We have way too many books already and it's awfully hard to think about parting with them, something everyone finds themselves doing at some point. Our problem is, we have no trashy books. We have the classics and books by or about people we know. We have art and history and architecture and fiction and biography. We have poetry and photographs and, of course, cookbooks.

One day I wasn't feeling well and I set out to count all the books in the house to take my mind off my illness. I was approaching 2,000 when I got distracted. I think I had to go lie down.

Even with all these books, Dan goes to the library at least once a week and comes home with a stack of books. They all get read.

One of our books from this past Christmas is the Goose Lane edition of Mary Pratt's paintings, published in conjunction with her recent touring exhibition. It's called Mary Pratt.

We went to see her exhibition when it was here in Halifax and although there are many more pictures in this book than we took with our own camera, for some reason we feel a stronger connection when we took the pictures ourselves.

I shared some of the pictures on Facebook last year. Here they are, with my comments. (I haven't reminded you for awhile to click on the photos. For these ones especially, it's nice to see them big.)

Her paintings are beyond real. They're often brutal, often bloody. If it's not blood, it's something that makes you think of blood.

She often paints food, during preparation, before or after meal-time, sometimes raw and just killed. Or maybe in a beautiful bowl or sitting on lace. Often, the food is on foil-wrap or plastic wrap or waxed paper. (The model you can see through the doorway is serious and hauntingly human.)
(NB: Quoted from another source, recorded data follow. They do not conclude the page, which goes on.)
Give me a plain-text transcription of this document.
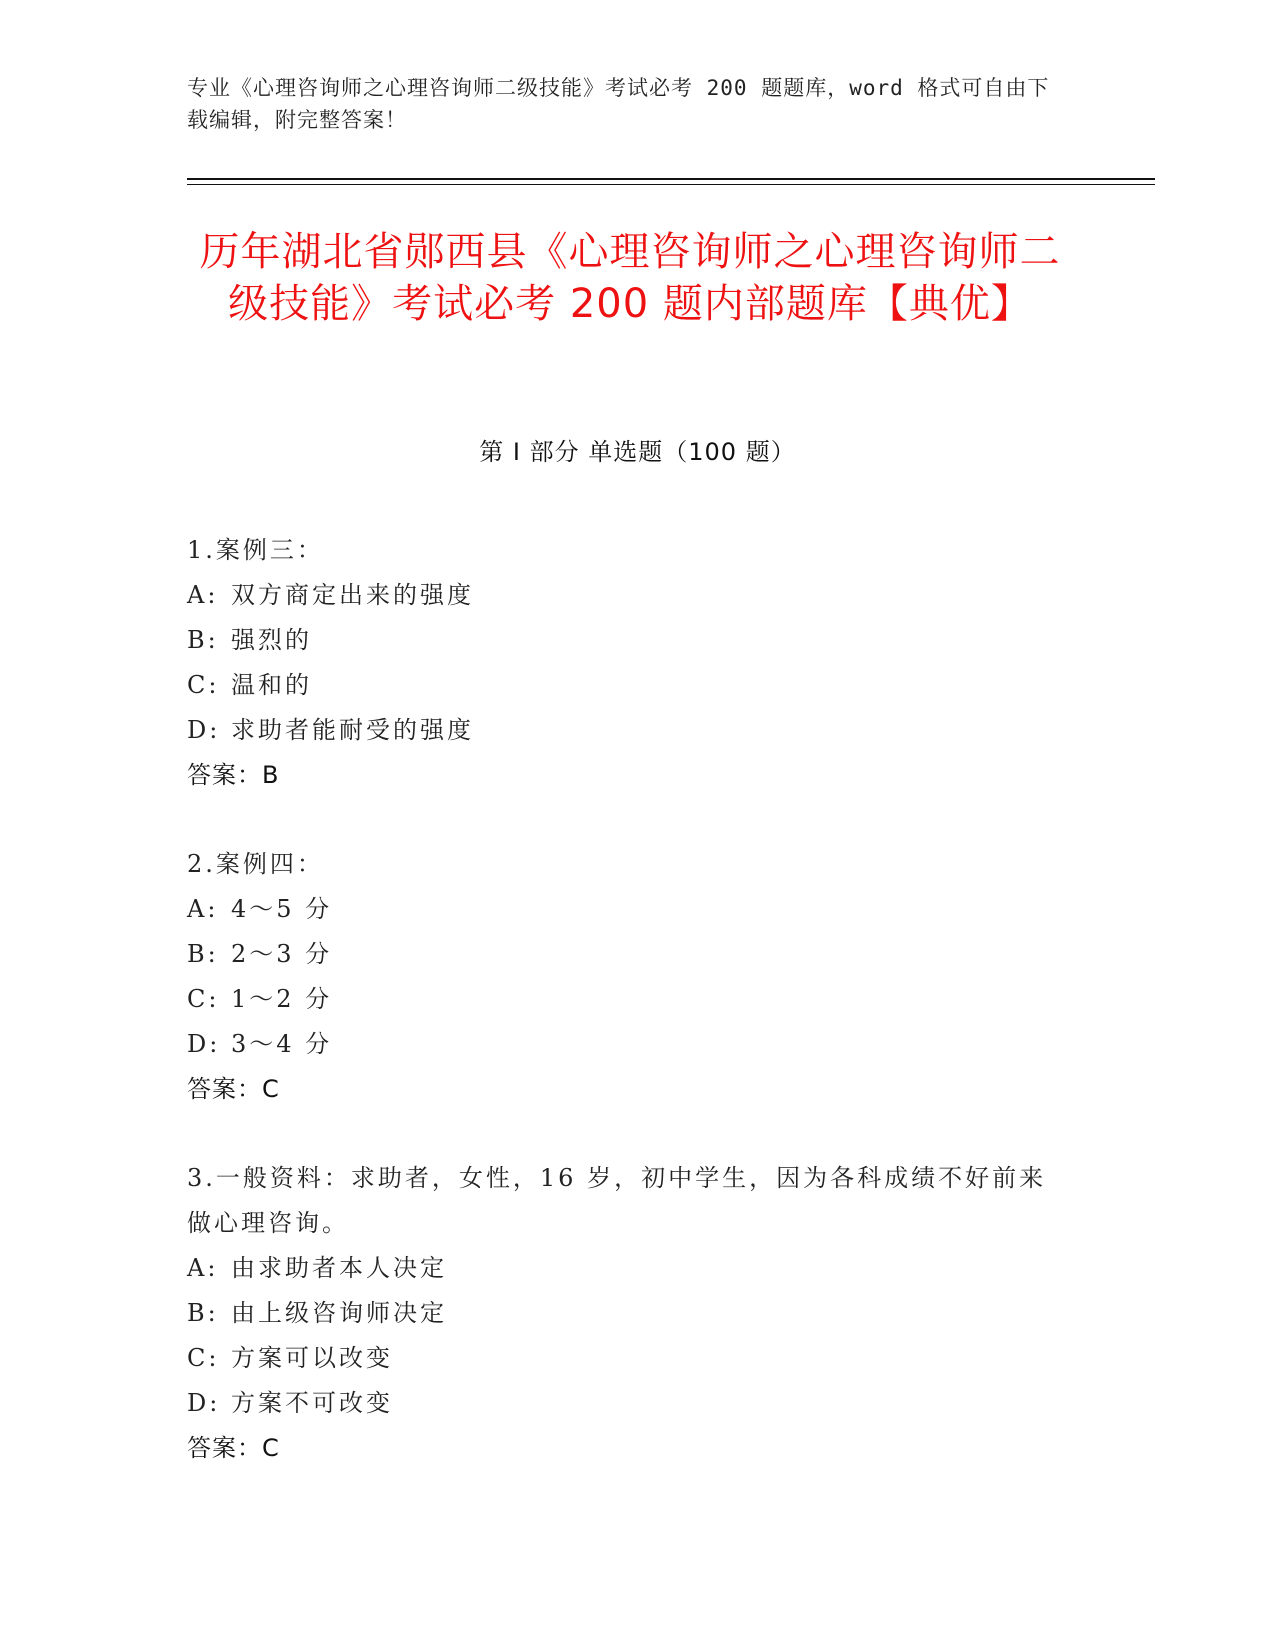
专业《心理咨询师之心理咨询师二级技能》考试必考 200 题题库，word 格式可自由下载编辑，附完整答案！
历年湖北省郧西县《心理咨询师之心理咨询师二级技能》考试必考 200 题内部题库【典优】
第 I 部分 单选题（100 题）
1.案例三：
A: 双方商定出来的强度
B: 强烈的
C: 温和的
D: 求助者能耐受的强度
答案：B
2.案例四：
A: 4～5 分
B: 2～3 分
C: 1～2 分
D: 3～4 分
答案：C
3.一般资料：求助者，女性，16 岁，初中学生，因为各科成绩不好前来做心理咨询。
A: 由求助者本人决定
B: 由上级咨询师决定
C: 方案可以改变
D: 方案不可改变
答案：C
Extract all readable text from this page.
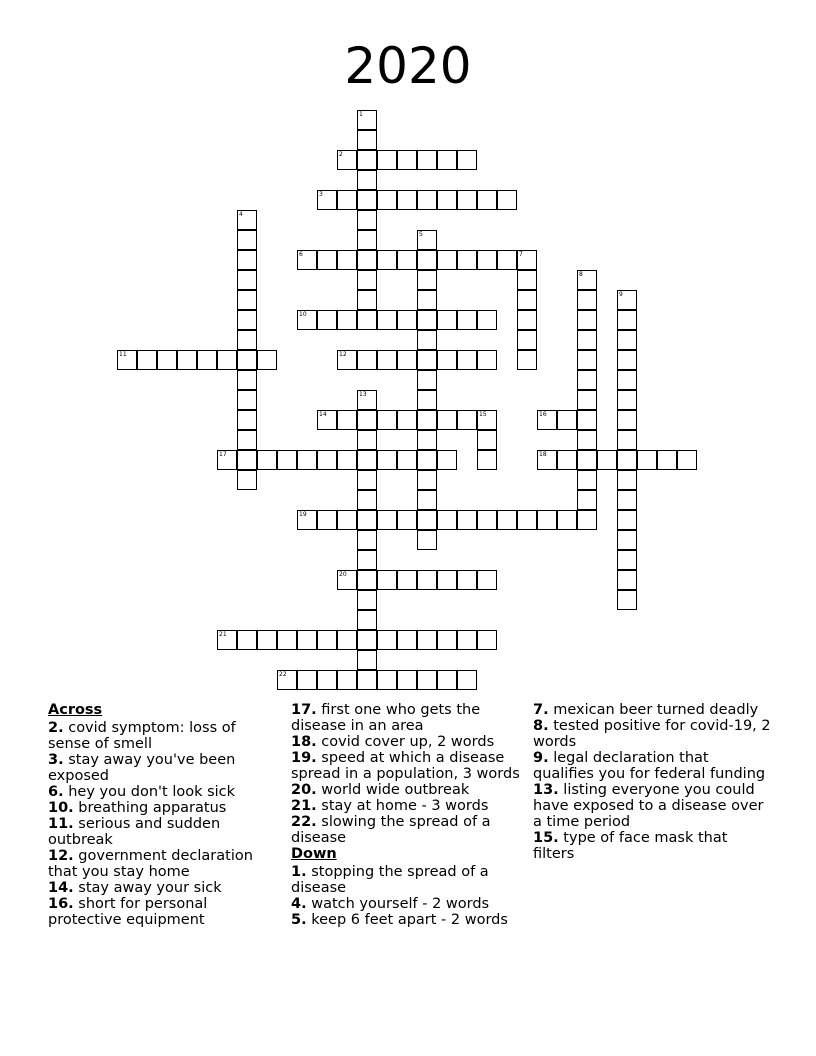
2020
2
3
6	7
10
11	12
14	15	16
17	18
19
20
21
22
1
4
5
8
9
13
Across

2. covid symptom: loss of sense of smell

3. stay away you've been exposed

6. hey you don't look sick

10. breathing apparatus

11. serious and sudden outbreak

12. government declaration that you stay home

14. stay away your sick

16. short for personal protective equipment

17. first one who gets the disease in an area

18. covid cover up, 2 words

19. speed at which a disease spread in a population, 3 words

20. world wide outbreak

21. stay at home - 3 words

22. slowing the spread of a disease

Down

1. stopping the spread of a disease

4. watch yourself - 2 words

5. keep 6 feet apart - 2 words

7. mexican beer turned deadly

8. tested positive for covid-19, 2 words

9. legal declaration that qualifies you for federal funding

13. listing everyone you could have exposed to a disease over a time period

15. type of face mask that filters
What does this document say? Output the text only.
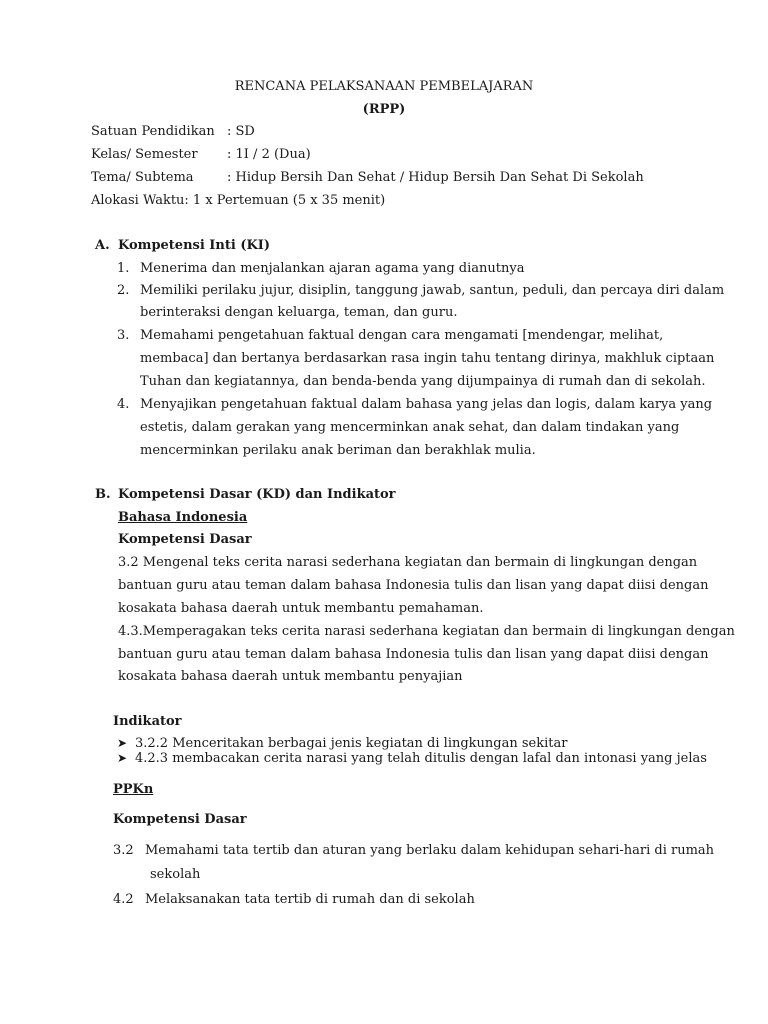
RENCANA PELAKSANAAN PEMBELAJARAN
(RPP)
Satuan Pendidikan : SD
Kelas/ Semester : 1I / 2 (Dua)
Tema/ Subtema	: Hidup Bersih Dan Sehat / Hidup Bersih Dan Sehat Di Sekolah
Alokasi Waktu: 1 x Pertemuan (5 x 35 menit)
A. Kompetensi Inti (KI)
1. Menerima dan menjalankan ajaran agama yang dianutnya
2. Memiliki perilaku jujur, disiplin, tanggung jawab, santun, peduli, dan percaya diri dalam
berinteraksi dengan keluarga, teman, dan guru.
3. Memahami pengetahuan faktual dengan cara mengamati [mendengar, melihat,
membaca] dan bertanya berdasarkan rasa ingin tahu tentang dirinya, makhluk ciptaan
Tuhan dan kegiatannya, dan benda-benda yang dijumpainya di rumah dan di sekolah.
4. Menyajikan pengetahuan faktual dalam bahasa yang jelas dan logis, dalam karya yang
estetis, dalam gerakan yang mencerminkan anak sehat, dan dalam tindakan yang
mencerminkan perilaku anak beriman dan berakhlak mulia.
B. Kompetensi Dasar (KD) dan Indikator
Bahasa Indonesia
Kompetensi Dasar
3.2 Mengenal teks cerita narasi sederhana kegiatan dan bermain di lingkungan dengan
bantuan guru atau teman dalam bahasa Indonesia tulis dan lisan yang dapat diisi dengan
kosakata bahasa daerah untuk membantu pemahaman.
4.3.Memperagakan teks cerita narasi sederhana kegiatan dan bermain di lingkungan dengan
bantuan guru atau teman dalam bahasa Indonesia tulis dan lisan yang dapat diisi dengan
kosakata bahasa daerah untuk membantu penyajian
Indikator
➤ 3.2.2 Menceritakan berbagai jenis kegiatan di lingkungan sekitar
➤ 4.2.3 membacakan cerita narasi yang telah ditulis dengan lafal dan intonasi yang jelas
PPKn
Kompetensi Dasar
3.2 Memahami tata tertib dan aturan yang berlaku dalam kehidupan sehari-hari di rumah
sekolah
4.2 Melaksanakan tata tertib di rumah dan di sekolah
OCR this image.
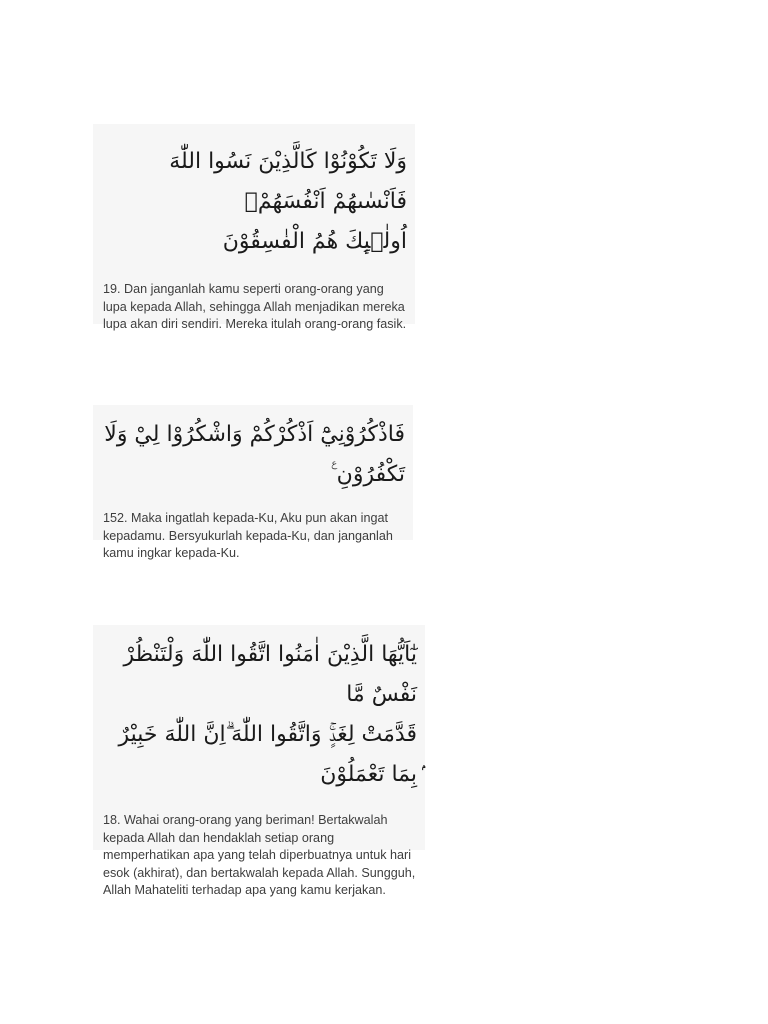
وَلَا تَكُوْنُوْا كَالَّذِيْنَ نَسُوا اللّٰهَ فَاَنْسٰىهُمْ اَنْفُسَهُمْۗ
اُولٰۤىِٕكَ هُمُ الْفٰسِقُوْنَ

19. Dan janganlah kamu seperti orang-orang yang lupa kepada Allah, sehingga Allah menjadikan mereka lupa akan diri sendiri. Mereka itulah orang-orang fasik.

فَاذْكُرُوْنِيْٓ اَذْكُرْكُمْ وَاشْكُرُوْا لِيْ وَلَا تَكْفُرُوْنِ ࣖ

152. Maka ingatlah kepada-Ku, Aku pun akan ingat kepadamu. Bersyukurlah kepada-Ku, dan janganlah kamu ingkar kepada-Ku.

يٰٓاَيُّهَا الَّذِيْنَ اٰمَنُوا اتَّقُوا اللّٰهَ وَلْتَنْظُرْ نَفْسٌ مَّا
قَدَّمَتْ لِغَدٍۚ وَاتَّقُوا اللّٰهَ ۗاِنَّ اللّٰهَ خَبِيْرٌ ۢبِمَا تَعْمَلُوْنَ

18. Wahai orang-orang yang beriman! Bertakwalah kepada Allah dan hendaklah setiap orang memperhatikan apa yang telah diperbuatnya untuk hari esok (akhirat), dan bertakwalah kepada Allah. Sungguh, Allah Mahateliti terhadap apa yang kamu kerjakan.
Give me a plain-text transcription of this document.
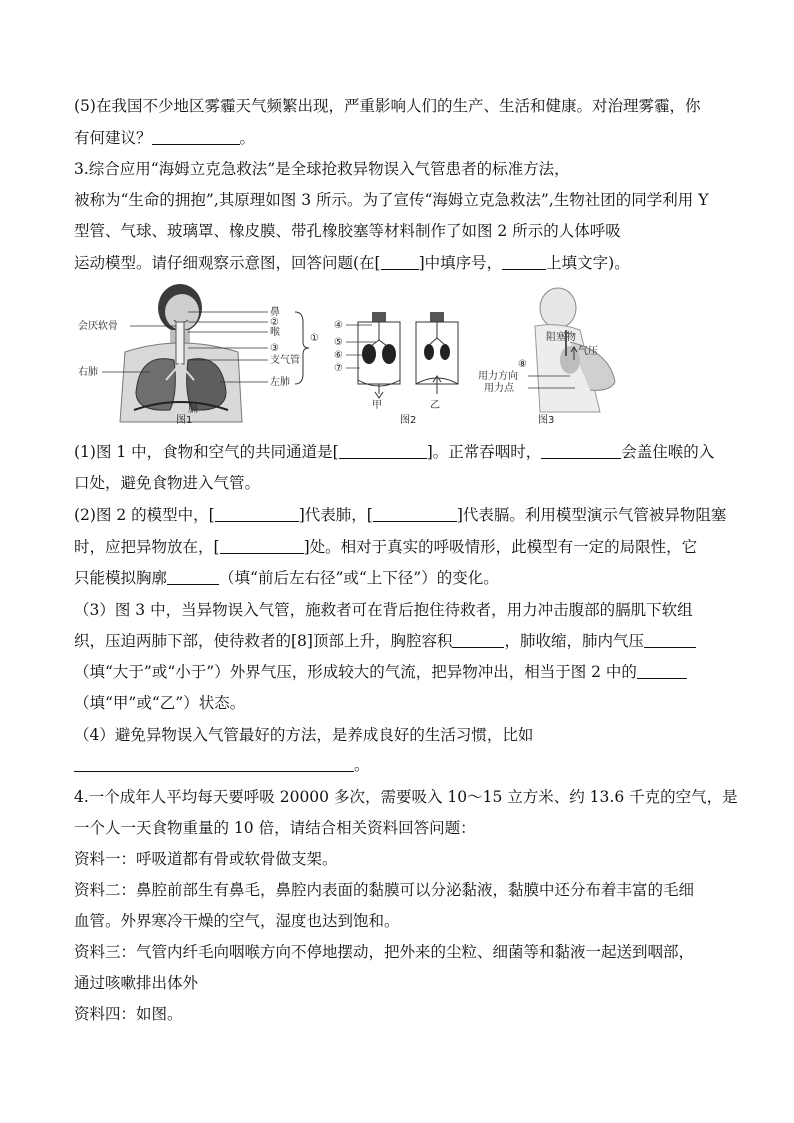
(5)在我国不少地区雾霾天气频繁出现，严重影响人们的生产、生活和健康。对治理雾霾，你
有何建议？	。
3.综合应用“海姆立克急救法”是全球抢救异物误入气管患者的标准方法，
被称为“生命的拥抱”,其原理如图 3 所示。为了宣传“海姆立克急救法”,生物社团的同学利用 Y
型管、气球、玻璃罩、橡皮膜、带孔橡胶塞等材料制作了如图 2 所示的人体呼吸
运动模型。请仔细观察示意图，回答问题(在[ ]中填序号，	上填文字)。
会厌软骨
鼻
②
喉
③
支气管
右肺
左肺
膈
①
图1
④
⑤
⑥
⑦
甲	乙
图2
阻塞物
⑧
气压
用力方向
用力点
图3
(1)图 1 中，食物和空气的共同通道是[	]。正常吞咽时，	会盖住喉的入
口处，避免食物进入气管。
(2)图 2 的模型中，[	]代表肺，[	]代表膈。利用模型演示气管被异物阻塞
时，应把异物放在，[	]处。相对于真实的呼吸情形，此模型有一定的局限性，它
只能模拟胸廓	（填“前后左右径”或“上下径”）的变化。
（3）图 3 中，当异物误入气管，施救者可在背后抱住待救者，用力冲击腹部的膈肌下软组
织，压迫两肺下部，使待救者的[8]顶部上升，胸腔容积	，肺收缩，肺内气压
（填“大于”或“小于”）外界气压，形成较大的气流，把异物冲出，相当于图 2 中的
（填“甲”或“乙”）状态。
（4）避免异物误入气管最好的方法，是养成良好的生活习惯，比如
。
4.一个成年人平均每天要呼吸 20000 多次，需要吸入 10～15 立方米、约 13.6 千克的空气，是
一个人一天食物重量的 10 倍，请结合相关资料回答问题：
资料一：呼吸道都有骨或软骨做支架。
资料二：鼻腔前部生有鼻毛，鼻腔内表面的黏膜可以分泌黏液，黏膜中还分布着丰富的毛细
血管。外界寒冷干燥的空气，湿度也达到饱和。
资料三：气管内纤毛向咽喉方向不停地摆动，把外来的尘粒、细菌等和黏液一起送到咽部，
通过咳嗽排出体外
资料四：如图。
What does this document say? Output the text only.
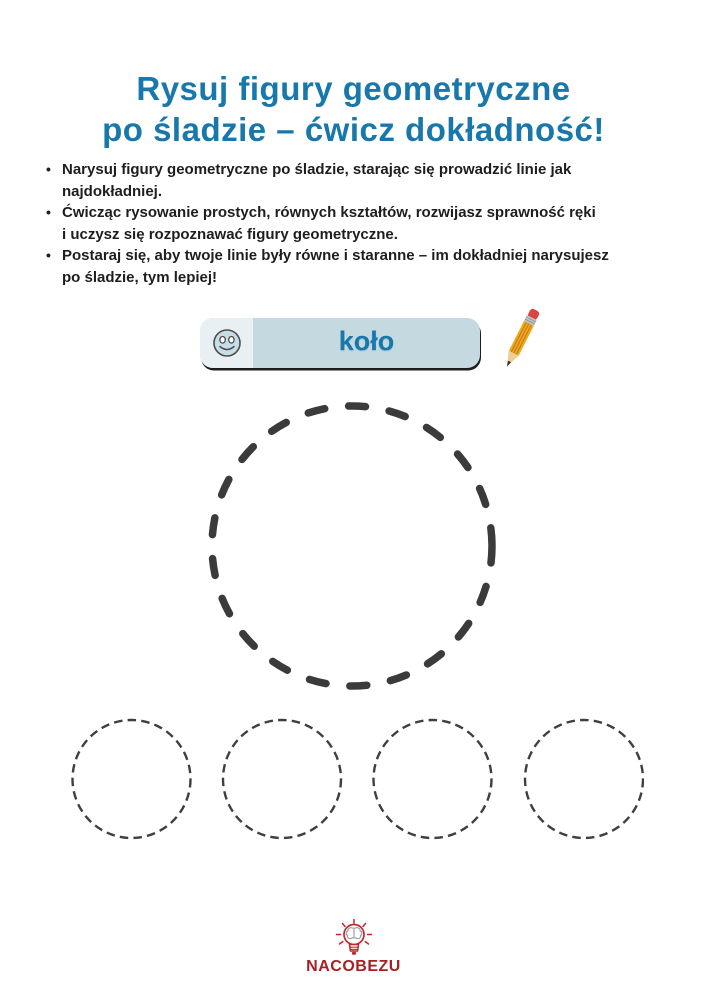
Rysuj figury geometryczne
po śladzie – ćwicz dokładność!
• Narysuj figury geometryczne po śladzie, starając się prowadzić linie jak
najdokładniej.
• Ćwicząc rysowanie prostych, równych kształtów, rozwijasz sprawność ręki
i uczysz się rozpoznawać figury geometryczne.
• Postaraj się, aby twoje linie były równe i staranne – im dokładniej narysujesz
po śladzie, tym lepiej!
koło
NACOBEZU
This is a picture of a wedding dress which was made by a friend of the bride and which hangs on the bride's bedroom door. The marriage is very happy. It reminded me of my wedding dress, also made by a friend — my friend, Joanne Lamey — also hanging on my bedroom door! (My dress is a little nicer but has a little in common with this dress.)

A large cod, in all its gutted glory, delivered to the pristine garden of her home. She liked the contrast. On the right, a butchered moose.

Pictures from the genteel home where she was raised in Fredericton.

It may be that her exhibition is still showing somewhere in the country. You could look it up. One way or another, I do recommend this beautiful book — even though I've been told that my jelly looks prettier than hers. What do you think?

I think she'd be amused at the thought.

Mary Pratt, sitting with her paintings.

1 comment:

  1. I saw the exhibit in Otttawa, and remember her at Mt A. Do you? She and Christopher were a new couple then.